Mehmet’in matematik dersine gittiğini ve o gün için vize sınavının sonucunun açıklanmasından dolayı kendisini kaygılı hissettiğini düşünün. Hoca sınav kağıtlarını dağıtıyor. Mehmet kağıdına bakıyor ve en yüksek notu aldığını görüyor. Peki Mehmet bu nota nasıl bir açıklama getirebilir?
Sizin de hemen aklınıza ilk gelecek olan düşünce de, insanların başarılarını hemen sahiplenirken başarısızlıklarının nedenini ise kendi kontrolleri dışında gösterme eğilimindedirler. Mehmet de doğal olarak matematik dersindeki başarısını matematik konusunda iyi olmasına ve tabi ki zekasına bağlayacaktır.
Peki bu durumu aktör/gözlemci farkı bakış açısından ayrı oluşunu nasıl açıklayabiliriz? İnsanların genellikle öz saygıları tehlikeye düştüğünde kendine hizmet eden yüklemelere başvururlar. Kısaca bahsetmek gerekirse bu yüklemeler başarıları sahiplenme, başarısızlıkları için ise başkalarını ya da durumu suçlama eğilimidir. Kesin bir ifadeyle, kişinin başarılarını açıklarken içsel yatkınlığa bağlı etmenlere, başarısızlığını açıklarken ise dışsal duruma bağlı etmenler ile açıklamasıdır.
Profesyonel sporlar kendine hizmet eden yüklemeler için özellikle enteresan bir inceleme alanıdır. Sporcular ve koçlar elde ettikleri başarılardan bahsederken takımlarının ya da oyuncularının özelliklerini fazlasıyla ön planda tutarlar. Gerçekten de takımlarının zafer veya yenilgileri hakkında yorum yapan sporcuların ya da koçların açıklamaları gözden geçirildiğinde galibiyetlerin %80’ine yapılan yüklemeler içsel etmenlere dayandırıldığı görülmüştür.
Peki kendine hizmet eden yüklemeler eylemi kimlerde daha çok görülür? Psikologlar Roesch ve Amirkhan spor camiasında bir sporcunun beceri, deneyim ve yaptığı sporun , oyuncunun mücadele sonucunda yaptığı yükleme tipini etkileyip etkilemediğini merak ettiler. Sonuç ise, deneyimi daha az olan sporcuların, deneyimli sporculara göre kendine hizmet eden yüklemeleri daha fazla kullandığını ortaya koymuştur. Deneyimli sporcular yenilgilerden kendilerini de sorumlu tutarlar. Zaferlerde ise her zaman büyük payın kendilerine ait olmadığını bilirler.
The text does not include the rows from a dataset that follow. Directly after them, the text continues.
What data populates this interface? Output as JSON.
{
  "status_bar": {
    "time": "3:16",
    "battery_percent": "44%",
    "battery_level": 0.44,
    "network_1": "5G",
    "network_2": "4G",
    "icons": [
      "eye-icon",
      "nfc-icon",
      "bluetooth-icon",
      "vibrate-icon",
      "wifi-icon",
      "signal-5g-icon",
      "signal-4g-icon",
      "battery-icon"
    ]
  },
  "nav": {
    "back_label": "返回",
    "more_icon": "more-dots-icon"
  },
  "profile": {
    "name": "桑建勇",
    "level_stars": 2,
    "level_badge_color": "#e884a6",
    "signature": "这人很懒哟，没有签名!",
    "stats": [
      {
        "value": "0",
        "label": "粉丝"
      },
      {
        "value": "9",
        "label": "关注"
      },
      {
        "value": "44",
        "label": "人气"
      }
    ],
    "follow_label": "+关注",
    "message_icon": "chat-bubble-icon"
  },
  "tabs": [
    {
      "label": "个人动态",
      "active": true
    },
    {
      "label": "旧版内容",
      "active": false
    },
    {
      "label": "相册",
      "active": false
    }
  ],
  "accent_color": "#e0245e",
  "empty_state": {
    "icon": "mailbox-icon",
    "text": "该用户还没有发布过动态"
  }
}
Üstün yetenekli sporcu başarının kendi yeteneğinden dolayı olduğuna inanırken, başarısızlığı ya da hayal kırıcı bir sonucu arkadaşlarına ya da diğer oyun koşullarına bağlar. Son olarak ise, bireysel spor yapan sporcular, takım oyuncularına göre kendine hizmet eden yüklemelere daha sık başvururlar. Çünkü bireysel sporcular, başarının ve başarısızlığın bütün sorumluluğunun kendi sırtlarında olduğunu bilirler.
Akla gelebilecek diğer bir soru ise insanların neden kendine hizmet eden yüklemeler yapma ihtiyacı duyduklarıdır. Çoğu insan bir düşünce ya da inancı değiştirerek gerçeği yanlış gösterme pahasına öz saygısını olabildiğince korumak ister. Bu durumda öz saygıyı korumak ya da artırmak için kullanılabilecek bir strateji söz konusudur. Nedenselliği yani bir şeyin olma nedenini insan kendisi için en iyi olacak yere koymaktadır.
İkinci bir nedende, kendimizi başkalarına nasıl tanıttığımızdır. İnsanların bizim hakkımızda iyi şeyler düşünmelerini ve bize hayranlık duymalarını isteriz. Başarısızlığa kendi dışımızda bir neden bulmak ise bu başarısızlığı güzel gösterecektir.
Üçüncü neden ise, daha önce belirttiğimiz gibi ulaşılabilir bilginin türü ile alakalıdır. Bunun yanı sıra insanlar yüklemeleri öz saygılarına yönelik diğer saldırıları geri püskürtmek için değiştirirler. Hayatta anlaşılması en zor olaylar örneğin tecavüz, ölümcül hastalık ya da ölümle sonuçlanan kazalar gibi trajik olaylardır.
Bu gerçekleri yadsımak için bazı yollara başvururuz. Bu yollardan bir tanesi ise savunmacı yüklemelerdir. Kısaca açıklarsak, incinebilirlik ve ölümlülük duygularını engellemeye yönelik davranış açıklamalarıdır.